A 9 month investigation has revealed that Palestinian President Yasser Arafat was likely poisoned with a radioactive element in 2004, causing his death.
Levels of Polonium found on some of Arafat’s personal effects registered “more than 20 times the dose to kill an average human being,” Al Jazeera reports. The same element killed Russian dissident Alexander Litvinenko in London in 2006.
Al Jazeera initiated the investigation. The tests were carried out at The Institute de Radiophysique in Lausanne, Switzerland.

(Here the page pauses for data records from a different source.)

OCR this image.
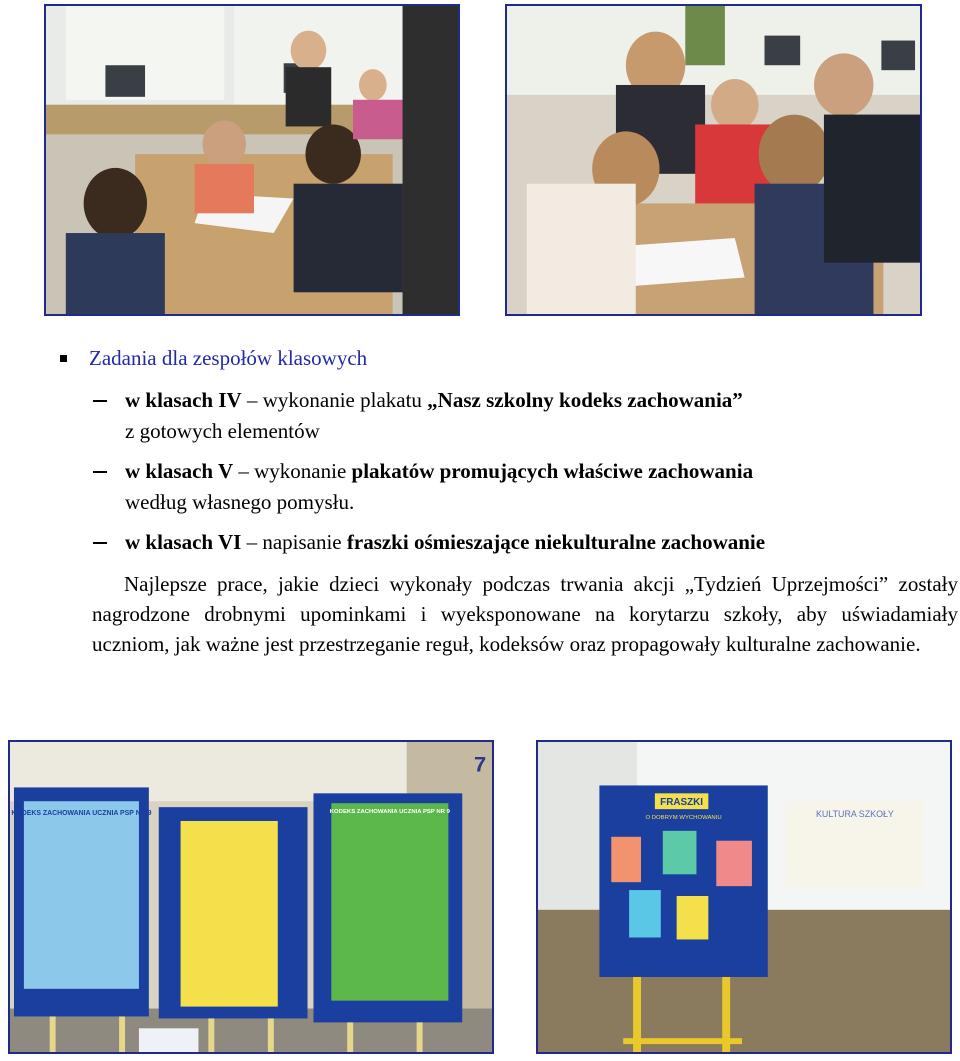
Zadania dla zespołów klasowych
w klasach IV – wykonanie plakatu „Nasz szkolny kodeks zachowania”
z gotowych elementów
w klasach V – wykonanie plakatów promujących właściwe zachowania
według własnego pomysłu.
w klasach VI – napisanie fraszki ośmieszające niekulturalne zachowanie
Najlepsze prace, jakie dzieci wykonały podczas trwania akcji „Tydzień Uprzejmości” zostały nagrodzone drobnymi upominkami i wyeksponowane na korytarzu szkoły, aby uświadamiały uczniom, jak ważne jest przestrzeganie reguł, kodeksów oraz propagowały kulturalne zachowanie.
KODEKS ZACHOWANIA UCZNIA PSP NR 9	KODEKS ZACHOWANIA UCZNIA PSP NR 9
7
KULTURA SZKOŁY
FRASZKI
O DOBRYM WYCHOWANIU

More importantly, tests reveal that Arafat’s final personal belongings – his clothes, his toothbrush, even his iconic kaffiyeh – contained abnormal levels of polonium, a rare, highly radioactive element. Those personal effects, which were analyzed at the Institut de Radiophysique in Lausanne, Switzerland, were variously stained with Arafat’s blood, sweat, saliva and urine. The tests carried out on those samples suggested that there was a high level of polonium inside his body when he died.

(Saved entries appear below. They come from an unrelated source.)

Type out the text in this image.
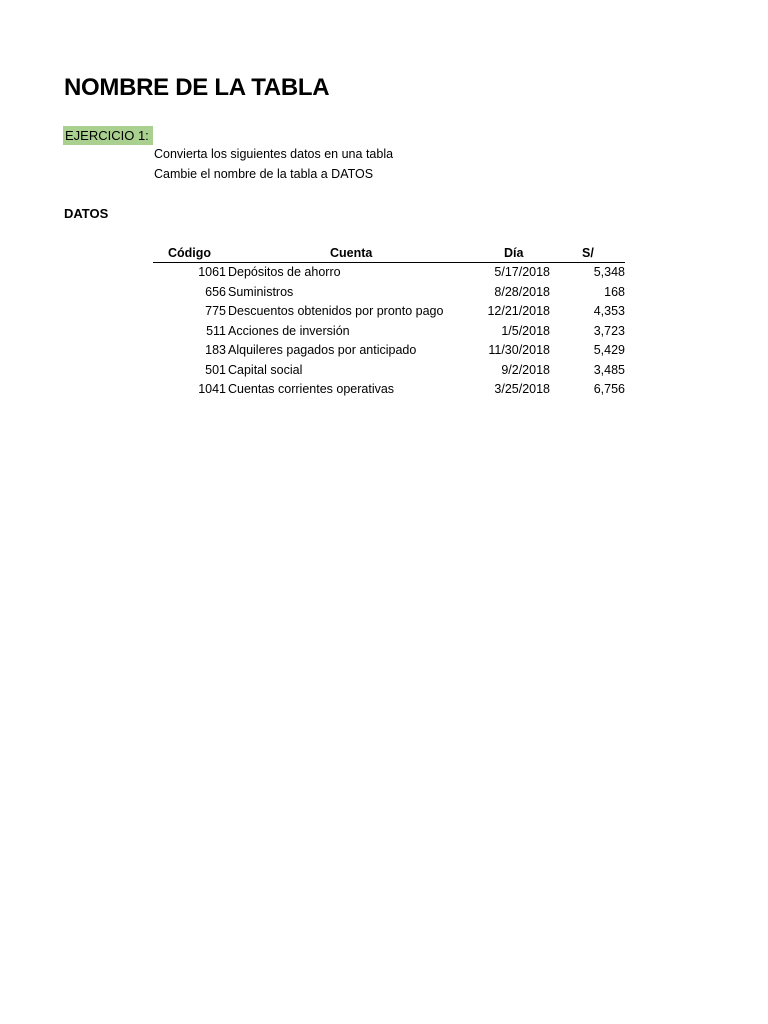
NOMBRE DE LA TABLA
EJERCICIO 1:
Convierta los siguientes datos en una tabla
Cambie el nombre de la tabla a DATOS
DATOS
Código	Cuenta	Día	S/
1061 Depósitos de ahorro	5/17/2018	5,348
656 Suministros	8/28/2018	168
775 Descuentos obtenidos por pronto pago	12/21/2018	4,353
511 Acciones de inversión	1/5/2018	3,723
183 Alquileres pagados por anticipado	11/30/2018	5,429
501 Capital social	9/2/2018	3,485
1041 Cuentas corrientes operativas	3/25/2018	6,756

“I can confirm to you that we measured an unexplained, elevated amount of unsupported polonium-210 in the belongings of Mr. Arafat that contained stains of biological fluids,” said Dr. Francois Bochud, the director of the institute.
[P]olonium’s most famous victim was Alexander Litvinenko, the Russian spy-turned-dissident who died in London in 2006 after a lingering illness…..Litvinenko suffered severe diarrhea, weight loss, and vomiting, all of which were symptoms Arafat exhibited in the days and weeks after he initially fell ill.